Background
Grantees serve as foundational pillars of the U.S. Foreign-Trade Zones (FTZ) program, playing an indispensable role in its operation and growth. Every company’s FTZ application is channeled through these designated entities, which act as facilitators of zone establishment and expansion. Beyond their administrative responsibilities, grantees are also strategic champions of the FTZ program, actively promoting its benefits as part of their broader mission to drive regional economic development, attract investment and enhance global competitiveness.
Their efforts not only ensure regulatory compliance and program integrity but also help unlock new opportunities for businesses seeking to streamline supply chains, reduce costs and expand international trade. In essence, grantees are the connective tissue between federal policy and local economic ambition, making them vital to the success and sustainability of the FTZ ecosystem.
Today’s Challenges
Grantees operate at the intersection of economic development, port administration and regional strategy, often juggling a wide array of responsibilities that demand both breadth and depth of expertise. Given this complex landscape, many grantees face significant constraints in time, staffing and technical capacity. As a result, their ability to fully engage with FTZ initiatives, whether through proactive marketing, program management or timely responses to prospective FTZ users, is often limited.
These constraints can lead to missed opportunities in deploying the FTZ program more broadly and effectively across the U.S. More critically, they hinder the grantee’s ability to integrate FTZ goals into larger strategic frameworks, such as attracting foreign direct investment, crafting creative incentive packages and advancing regional competitiveness. Without adequate support and resources, the FTZ program risks becoming an underutilized tool in the economic development arsenal despite its potential to deliver transformative impact.
From a practical standpoint, grantees should be working closely with their state and local economic development partners, so they have a seat at the table when companies are undertaking economic development site searches. FTZ grantees should be educating their economic development partners as to what types of operations can benefit most from locating an FTZ, that way grantees can be brought into those site selection conversations where an FTZ can be most impactful to a site selection decision. Taking this collaborative and strategic approach should result in greater opportunities to grow their FTZ program and enhance their regional economy.
How We Help Grantees
Several members of our team have served as grantees, both directly and on an outsourced basis, giving us firsthand insight into the day-to-day challenges faced by grantees and others in the economic development community as they navigate this complex program.

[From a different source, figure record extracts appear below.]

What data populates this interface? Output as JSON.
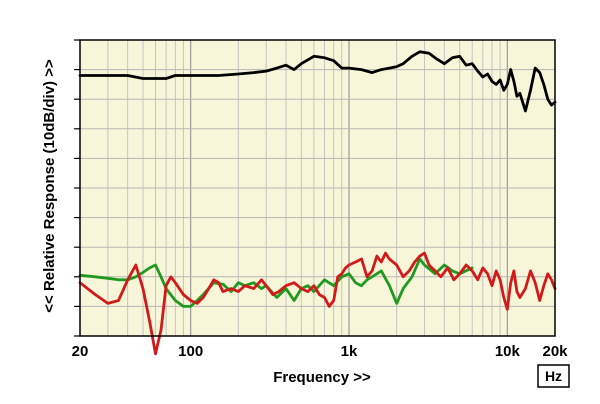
{
  "chart_data": {
    "type": "line",
    "title": "",
    "xlabel": "Frequency >>",
    "ylabel": "<< Relative Response (10dB/div) >>",
    "x_unit_box": "Hz",
    "x_scale": "log",
    "xlim": [
      20,
      20000
    ],
    "ylim_divisions": 10,
    "y_division_db": 10,
    "grid": true,
    "plot_background": "#f8f6d8",
    "x_tick_labels": [
      {
        "value": 20,
        "label": "20"
      },
      {
        "value": 100,
        "label": "100"
      },
      {
        "value": 1000,
        "label": "1k"
      },
      {
        "value": 10000,
        "label": "10k"
      },
      {
        "value": 20000,
        "label": "20k"
      }
    ],
    "series": [
      {
        "color": "#000000",
        "x": [
          20,
          30,
          40,
          50,
          60,
          70,
          80,
          100,
          150,
          200,
          250,
          300,
          350,
          400,
          450,
          500,
          600,
          700,
          800,
          900,
          1000,
          1200,
          1400,
          1600,
          1800,
          2000,
          2200,
          2500,
          2800,
          3200,
          3600,
          4000,
          4500,
          5000,
          5500,
          6000,
          6500,
          7000,
          7500,
          8000,
          8500,
          9000,
          9500,
          10000,
          10500,
          11000,
          11500,
          12000,
          13000,
          14000,
          15000,
          16000,
          17000,
          18000,
          19000,
          20000
        ],
        "y": [
          8.8,
          8.8,
          8.8,
          8.7,
          8.7,
          8.7,
          8.8,
          8.8,
          8.8,
          8.85,
          8.9,
          8.95,
          9.05,
          9.15,
          9.0,
          9.2,
          9.45,
          9.4,
          9.3,
          9.05,
          9.05,
          9.0,
          8.9,
          9.0,
          9.05,
          9.1,
          9.2,
          9.45,
          9.6,
          9.55,
          9.35,
          9.2,
          9.4,
          9.45,
          9.15,
          9.2,
          8.95,
          8.75,
          8.85,
          8.6,
          8.5,
          8.65,
          8.3,
          8.5,
          9.0,
          8.6,
          8.1,
          8.2,
          7.6,
          8.3,
          9.05,
          8.9,
          8.5,
          8.0,
          7.8,
          7.9
        ]
      },
      {
        "color": "#1f9a1f",
        "x": [
          20,
          25,
          30,
          35,
          40,
          45,
          50,
          55,
          60,
          65,
          70,
          80,
          90,
          100,
          110,
          120,
          140,
          160,
          180,
          200,
          220,
          250,
          280,
          300,
          350,
          400,
          450,
          500,
          550,
          600,
          700,
          800,
          900,
          1000,
          1100,
          1200,
          1300,
          1400,
          1600,
          1800,
          2000,
          2200,
          2500,
          2800,
          3000,
          3500,
          4000,
          4500,
          5000,
          6000
        ],
        "y": [
          2.05,
          2.0,
          1.95,
          1.9,
          1.9,
          2.0,
          2.15,
          2.3,
          2.4,
          2.0,
          1.6,
          1.2,
          1.0,
          1.0,
          1.2,
          1.4,
          1.8,
          1.75,
          1.5,
          1.8,
          1.7,
          1.8,
          1.6,
          1.7,
          1.3,
          1.6,
          1.2,
          1.6,
          1.7,
          1.5,
          1.9,
          1.7,
          2.0,
          2.1,
          1.8,
          1.7,
          1.9,
          2.0,
          2.2,
          1.7,
          1.1,
          1.6,
          2.0,
          2.6,
          2.4,
          2.1,
          2.4,
          2.2,
          2.1,
          2.3
        ]
      },
      {
        "color": "#d21a1a",
        "x": [
          20,
          25,
          30,
          35,
          40,
          45,
          50,
          55,
          60,
          65,
          70,
          75,
          80,
          90,
          100,
          110,
          120,
          130,
          140,
          150,
          160,
          180,
          200,
          220,
          250,
          280,
          300,
          330,
          360,
          400,
          450,
          500,
          550,
          600,
          650,
          700,
          750,
          800,
          850,
          900,
          950,
          1000,
          1100,
          1200,
          1300,
          1400,
          1500,
          1600,
          1700,
          1800,
          2000,
          2200,
          2400,
          2600,
          2800,
          3000,
          3200,
          3500,
          3800,
          4200,
          4600,
          5000,
          5500,
          6000,
          6500,
          7000,
          7500,
          8000,
          8500,
          9000,
          9500,
          10000,
          10500,
          11000,
          11500,
          12000,
          13000,
          14000,
          15000,
          16000,
          17000,
          18000,
          19000,
          20000
        ],
        "y": [
          1.8,
          1.4,
          1.1,
          1.2,
          1.9,
          2.4,
          1.6,
          0.5,
          -0.6,
          0.2,
          1.7,
          2.0,
          1.8,
          1.4,
          1.2,
          1.1,
          1.3,
          1.6,
          1.9,
          1.8,
          1.5,
          1.6,
          1.5,
          1.7,
          1.6,
          1.9,
          1.7,
          1.4,
          1.5,
          1.7,
          1.8,
          1.6,
          1.5,
          1.7,
          1.4,
          1.3,
          1.0,
          1.2,
          2.0,
          2.1,
          2.3,
          2.4,
          2.5,
          2.6,
          2.0,
          2.2,
          2.7,
          2.5,
          2.8,
          2.6,
          2.4,
          2.0,
          2.2,
          2.5,
          2.7,
          2.8,
          2.4,
          2.2,
          2.0,
          2.3,
          1.9,
          2.1,
          2.4,
          2.2,
          1.9,
          2.3,
          2.1,
          1.7,
          2.2,
          1.9,
          1.3,
          0.9,
          1.8,
          2.2,
          1.5,
          1.3,
          1.6,
          2.2,
          1.8,
          1.2,
          1.7,
          2.1,
          1.9,
          1.6
        ]
      }
    ]
  }
}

Our tailored support ranges from being an on-call resource for FTZ-related questions to developing comprehensive marketing and multiyear operational strategies. Examples of our direct support to the grantee community include:
- Development of marketing materials
- Website enhancements
- Targeted industry outreach
- Stakeholder engagement events
- Benchmarking and best practice studies
- Response to inquiries from prospective tenants/FTZ users
- Strategic public relations campaigns
- Preparation of application materials (FTZ Board and CBP)
- Compliance reviews (including traditional, uniform treatment and public utility)

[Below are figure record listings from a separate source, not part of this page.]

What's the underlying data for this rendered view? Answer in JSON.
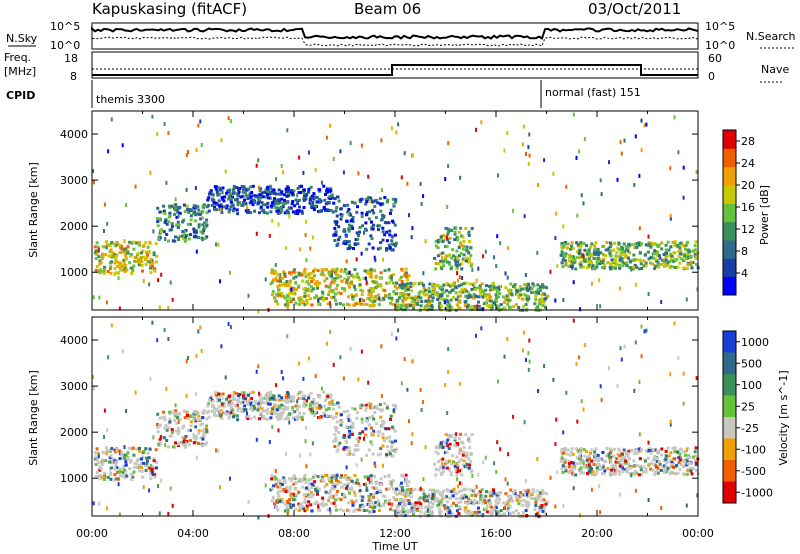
{
  "header": {
    "station": "Kapuskasing (fitACF)",
    "beam": "Beam 06",
    "date": "03/Oct/2011"
  },
  "panels": {
    "nsky": {
      "label": "N.Sky",
      "tick_hi": "10^5",
      "tick_lo": "10^0"
    },
    "nsearch": {
      "label": "N.Search"
    },
    "freq": {
      "label_1": "Freq.",
      "label_2": "[MHz]",
      "tick_hi": "18",
      "tick_lo": "8"
    },
    "nave": {
      "label": "Nave",
      "tick_hi": "60",
      "tick_lo": "0"
    },
    "cpid": {
      "label": "CPID",
      "mode_1": "themis 3300",
      "mode_2": "normal (fast) 151"
    }
  },
  "colors": {
    "power_scale": [
      "#0000ff",
      "#1a3ea8",
      "#2f6a8a",
      "#3b8f5a",
      "#66c23a",
      "#c8c800",
      "#f0a000",
      "#f06000",
      "#e00000"
    ],
    "velocity_scale": [
      "#1a3ed8",
      "#2f6a8a",
      "#3b8f5a",
      "#66c23a",
      "#c8c8c0",
      "#f0a000",
      "#f06000",
      "#e00000"
    ],
    "velocity_gray": "#c7c7c3"
  },
  "chart_data": [
    {
      "type": "heatmap",
      "name": "power",
      "ylabel": "Slant Range [km]",
      "xlabel": "Time UT",
      "yticks": [
        "1000",
        "2000",
        "3000",
        "4000"
      ],
      "ylim": [
        180,
        4500
      ],
      "xlim_hours": [
        0,
        24
      ],
      "colorbar_label": "Power [dB]",
      "colorbar_ticks": [
        "4",
        "8",
        "12",
        "16",
        "20",
        "24",
        "28"
      ],
      "colorbar_range": [
        0,
        30
      ],
      "echo_bands": [
        {
          "t0": 0.0,
          "t1": 2.5,
          "r0": 1000,
          "r1": 1700,
          "power": 18
        },
        {
          "t0": 2.5,
          "t1": 4.5,
          "r0": 1700,
          "r1": 2500,
          "power": 10
        },
        {
          "t0": 4.5,
          "t1": 9.5,
          "r0": 2300,
          "r1": 2900,
          "power": 6
        },
        {
          "t0": 9.5,
          "t1": 12.0,
          "r0": 1500,
          "r1": 2700,
          "power": 6
        },
        {
          "t0": 13.5,
          "t1": 15.0,
          "r0": 1100,
          "r1": 2000,
          "power": 14
        },
        {
          "t0": 18.5,
          "t1": 24.0,
          "r0": 1100,
          "r1": 1700,
          "power": 14
        },
        {
          "t0": 7.0,
          "t1": 12.5,
          "r0": 300,
          "r1": 1100,
          "power": 18
        },
        {
          "t0": 12.0,
          "t1": 18.0,
          "r0": 200,
          "r1": 800,
          "power": 14
        }
      ]
    },
    {
      "type": "heatmap",
      "name": "velocity",
      "ylabel": "Slant Range [km]",
      "xlabel": "Time UT",
      "yticks": [
        "1000",
        "2000",
        "3000",
        "4000"
      ],
      "ylim": [
        180,
        4500
      ],
      "xlim_hours": [
        0,
        24
      ],
      "colorbar_label": "Velocity [m s^-1]",
      "colorbar_ticks": [
        "1000",
        "500",
        "100",
        "25",
        "-25",
        "-100",
        "-500",
        "-1000"
      ],
      "xticks": [
        "00:00",
        "04:00",
        "08:00",
        "12:00",
        "16:00",
        "20:00",
        "00:00"
      ]
    }
  ]
}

- Creation of checklists and desktop procedures to support daily and periodic compliance
- Active involvement in associations (e.g., NAFTZ, TAFTZ) and FTZ industry events to promote and advocate for the program
Kroll’s Site Selection and Incentives Advisory Team can support those companies looking to make a site location decision where FTZ benefits are one of many considerations. Our team can help quantify projected operating costs across competing locations including netting out likely economic development incentives. We also offer full-service incentives negotiation and perform economic and fiscal impact analysis and labor studies in support of these efforts.